2014年アフガン民間死傷者が1万人越え
国連アフガニスタン支援団(UNAMA)の報告によると、2014年にアフガニスタンで戦闘などに巻き込まれて死亡した民間人が前年から25%増加し、3699人に上ったということです。負傷者は6849人で死傷者が1万人を超えたのは2009年以来初のようです。
また、報告によると地上戦による被害が大きく増加し、死傷した子どもの数も前年比40%増とのことでした。昨年末には国際治安支援部隊(ISAF)が戦闘任務を終了し、治安権限がアフガニスタンに委ねられましたが、その後も治安悪化が続いています。
米国:アフガン駐留軍の撤退延長か
2月21日、米国のカーター国防長官が予告なしにカブールを訪れ、アフガン駐留米軍の撤退期限が延長される可能性があることを明らかにしました。

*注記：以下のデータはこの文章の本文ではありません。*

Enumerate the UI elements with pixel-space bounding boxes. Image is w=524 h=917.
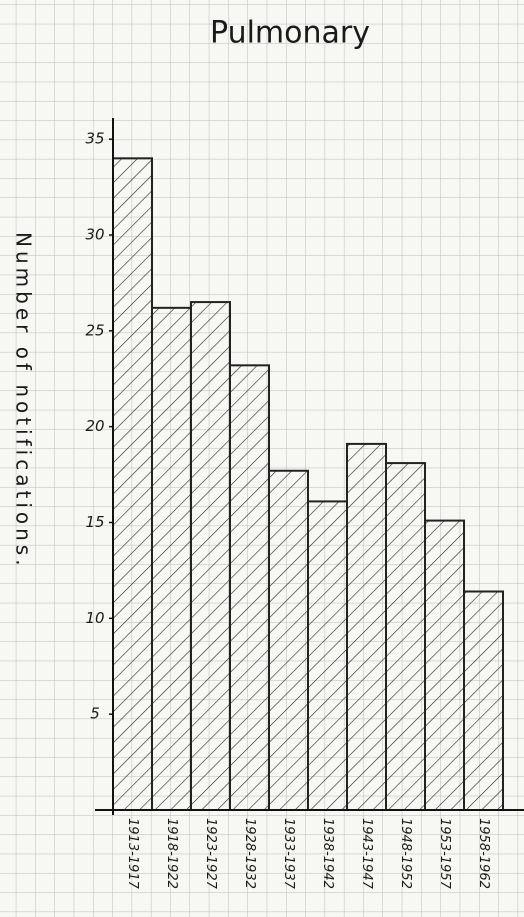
x-tick-label: 1938-1942: [320, 818, 335, 889]
bar: [191, 302, 230, 810]
y-tick-label: 15: [85, 513, 104, 531]
y-tick-label: 30: [85, 226, 104, 244]
bar: [152, 308, 191, 810]
chart-title: Pulmonary: [210, 16, 370, 51]
bar: [269, 471, 308, 810]
y-tick-label: 35: [85, 130, 104, 148]
bar: [464, 592, 503, 811]
x-tick-label: 1943-1947: [359, 818, 374, 890]
y-tick-label: 25: [85, 321, 104, 339]
bar: [347, 444, 386, 810]
x-tick-label: 1923-1927: [203, 818, 218, 890]
y-axis-label: Number of notifications.: [12, 232, 36, 570]
x-tick-label: 1928-1932: [242, 818, 257, 889]
y-tick-label: 10: [85, 609, 104, 627]
x-tick-label: 1953-1957: [437, 818, 452, 890]
bar: [425, 521, 464, 810]
x-tick-label: 1958-1962: [476, 818, 491, 889]
y-tick-label: 5: [90, 705, 100, 723]
bar: [230, 365, 269, 810]
chart: Pulmonary Number of notifications. 5 10 15…: [0, 0, 524, 917]
x-tick-label: 1948-1952: [398, 818, 413, 889]
y-tick-label: 20: [85, 417, 104, 435]
x-tick-label: 1918-1922: [164, 818, 179, 889]
bar: [386, 463, 425, 810]
x-tick-label: 1933-1937: [281, 818, 296, 890]
bar: [113, 158, 152, 810]
x-tick-label: 1913-1917: [125, 818, 140, 890]
bar: [308, 501, 347, 810]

現在アフガンには1万1000人の部隊が訓練、支援任務に当っており、計画では1年間で半減、来年2016年末までに完全撤退となっています。来月にはガニ大統領が訪米し、オバマ米大統領と詳細を協議する予定です。
CNN.co.jp 2015年2月22日(日)
毎日新聞 2015年2月21日(土)
米アフガン首脳会談へ
アメリカ政府は2月27日、オバマ大統領が3月24日にアフガニスタンのガニ大統領とアブドラ行政長官と会談することを発表しました。アメリカ政府はアフガン駐留米軍の撤退ペースを遅らせることも視野に検討されており、首脳会談において重要なテーマになると考えられています。
「イスラム国」台頭の動き
地元メディアによると、アフガン国内でタリバンの戦闘員が「イスラム国」(IS)の組織に忠誠を誓って仲間を勧誘しているようです。

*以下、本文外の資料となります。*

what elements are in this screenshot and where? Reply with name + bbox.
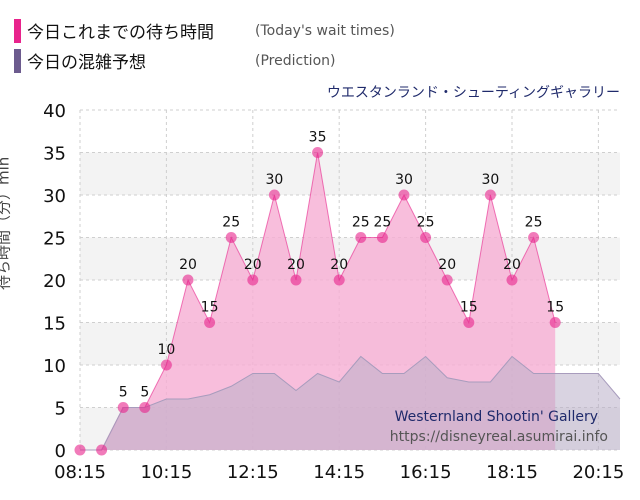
- actual-point: [268, 189, 280, 201]
- data-label: 30: [265, 172, 283, 188]
- y-tick-label: 15: [43, 314, 66, 335]
- legend-prediction: 今日の混雑予想 (Prediction): [14, 48, 335, 73]
- chart-title: ウエスタンランド・シューティングギャラリー: [326, 85, 620, 101]
- actual-point: [290, 274, 302, 286]
- actual-point: [225, 232, 237, 243]
- legend-prediction-label: 今日の混雑予想: [27, 53, 146, 73]
- actual-point: [506, 274, 518, 286]
- x-tick-label: 16:15: [400, 462, 452, 483]
- actual-point: [182, 274, 194, 286]
- actual-point: [484, 189, 496, 201]
- y-axis-title: 待ち時間（分）min: [0, 156, 13, 290]
- y-axis-title-wrap: 待ち時間（分）min: [0, 157, 14, 290]
- actual-point: [549, 317, 561, 328]
- y-tick-label: 35: [43, 144, 66, 165]
- data-label: 15: [201, 300, 219, 316]
- data-label: 25: [222, 215, 240, 231]
- data-label: 30: [395, 172, 413, 188]
- data-label: 20: [244, 257, 262, 273]
- data-label: 20: [503, 257, 521, 273]
- data-label: 25: [373, 215, 391, 231]
- data-label: 35: [309, 130, 327, 146]
- x-tick-label: 10:15: [140, 462, 192, 483]
- x-tick-label: 08:15: [54, 462, 106, 483]
- data-label: 20: [438, 257, 456, 273]
- legend-actual-label: 今日これまでの待ち時間: [27, 23, 214, 43]
- actual-point: [139, 402, 151, 413]
- x-tick-label: 20:15: [572, 462, 624, 483]
- actual-point: [398, 189, 410, 201]
- legend-actual: 今日これまでの待ち時間 (Today's wait times): [14, 18, 395, 43]
- y-tick-label: 25: [43, 229, 66, 250]
- watermark-url: https://disneyreal.asumirai.info: [390, 429, 608, 445]
- actual-point: [160, 359, 172, 371]
- data-label: 25: [525, 215, 543, 231]
- data-label: 20: [330, 257, 348, 273]
- data-label: 25: [417, 215, 435, 231]
- actual-point: [96, 444, 108, 456]
- x-tick-label: 18:15: [486, 462, 538, 483]
- data-label: 20: [179, 257, 197, 273]
- x-tick-label: 14:15: [313, 462, 365, 483]
- data-label: 10: [157, 342, 175, 358]
- y-tick-label: 10: [43, 356, 66, 377]
- watermark-name: Westernland Shootin' Gallery: [395, 409, 598, 425]
- data-label: 25: [352, 215, 370, 231]
- actual-point: [204, 317, 216, 328]
- actual-point: [528, 232, 540, 243]
- actual-point: [463, 317, 475, 328]
- y-tick-label: 0: [55, 441, 66, 462]
- y-tick-label: 20: [43, 271, 66, 292]
- actual-points: [74, 147, 561, 456]
- actual-point: [355, 232, 367, 243]
- data-label: 30: [481, 172, 499, 188]
- actual-point: [312, 147, 324, 158]
- actual-point: [74, 444, 86, 456]
- plot-band: [80, 152, 620, 195]
- actual-point: [333, 274, 345, 286]
- data-label: 15: [460, 300, 478, 316]
- x-tick-labels: 08:15 10:15 12:15 14:15 16:15 18:15 20:15: [54, 462, 624, 483]
- y-tick-labels: 0 5 10 15 20 25 30 35 40: [43, 101, 66, 462]
- actual-point: [441, 274, 453, 286]
- data-label: 5: [140, 385, 149, 401]
- legend-actual-swatch: [14, 18, 21, 43]
- data-label: 15: [546, 300, 564, 316]
- x-tick-label: 12:15: [227, 462, 279, 483]
- y-tick-label: 40: [43, 101, 66, 122]
- actual-point: [376, 232, 388, 243]
- data-label: 20: [287, 257, 305, 273]
- actual-point: [420, 232, 432, 243]
- legend-prediction-sub: (Prediction): [255, 52, 336, 69]
- data-label: 5: [119, 385, 128, 401]
- actual-point: [247, 274, 259, 286]
- actual-point: [117, 402, 129, 413]
- legend-prediction-swatch: [14, 48, 21, 73]
- prediction-area: [80, 356, 620, 450]
- prediction-series: [80, 355, 621, 451]
- prediction-line: [80, 355, 621, 451]
- y-tick-label: 30: [43, 186, 66, 207]
- legend-actual-sub: (Today's wait times): [255, 22, 395, 39]
- y-tick-label: 5: [55, 399, 66, 420]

また、アフガニスタン駐留米軍のキャンベル司令官も同様にタリバンが「イスラム国」として存在感を示す動きが出てきていると述べています。隣国のパキスタンでも同様の動きが見られており、キャンベル氏はアフガン、パキスタン両国と協力して対処する方針を示しました。
毎日新聞 2015年2月13日(金)
東京新聞 2015年2月13日(金)
アフガン政府とタリバン、和平への動き活発化
2月23日、アブドラ行政長官はタリバンとの和平協議が近く開始される見通しを表明しました。タリバン側は公式に発表していませんが、隣国パキスタンに代表団を送り交渉の進め方などを協議するとの報道もあるようです。

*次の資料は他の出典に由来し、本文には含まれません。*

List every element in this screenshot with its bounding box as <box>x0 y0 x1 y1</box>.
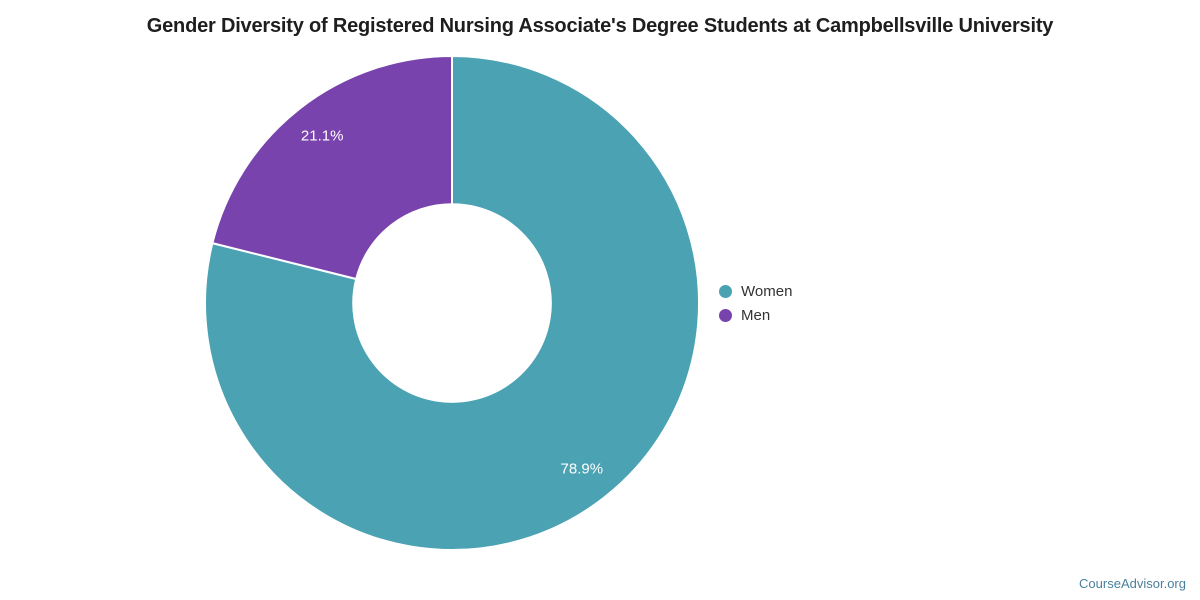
legend-label: Men <box>741 307 771 325</box>
watermark-link[interactable]: CourseAdvisor.org <box>1079 576 1186 591</box>
slice-label-women: 78.9% <box>561 460 604 477</box>
pie-slice-men[interactable] <box>211 55 453 280</box>
legend-item-men[interactable]: Men <box>719 304 792 329</box>
legend-marker-icon <box>719 284 732 298</box>
slice-label-men: 21.1% <box>301 128 344 145</box>
legend-item-women[interactable]: Women <box>719 279 792 304</box>
legend-label: Women <box>741 282 793 300</box>
legend-marker-icon <box>719 309 732 323</box>
pie-slice-women[interactable] <box>204 55 701 551</box>
chart-title: Gender Diversity of Registered Nursing A… <box>146 15 1054 37</box>
legend: Women Men <box>719 279 792 328</box>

この和平協議には中国が一定の役割を果たしているとの指摘もあり、タリバンも昨年11月に代表団が北京を訪問したことを明らかにしています。
アフガンで雪崩相次ぐ、120人超死亡
アフガニスタン北東部のパンジシール州など4州で24日夜から25日の間に雪崩が起き、少なくとも124名が死亡したと伝えられています。アフガン各地ではここ数日に大雪が降り続いており、複数の地域で雪崩が発生しているようです。行方不明者も出ていますが、救助作業は難航しているとのことです。
<番外編>アフガン初の女性タクシー運転手
現在40歳のサラ・バハイ(Sara Bahayi)はアフガン北部バルフ州の州都であるマザリシャリフで2年前にタクシー運転手を始めました。彼女はアフガニスタンで初の女性タクシー運転手です。
「私はこの仕事に誇りを持っています。女性にとって私のタクシーで移動するのはとても落ち着くのです」男性客の中には暴言を吐く客もいますが彼女は気にしないようです。サラ・バハイは養蜂も行っており、アフガニスタンにおいて自立した女性のモデルとなっています。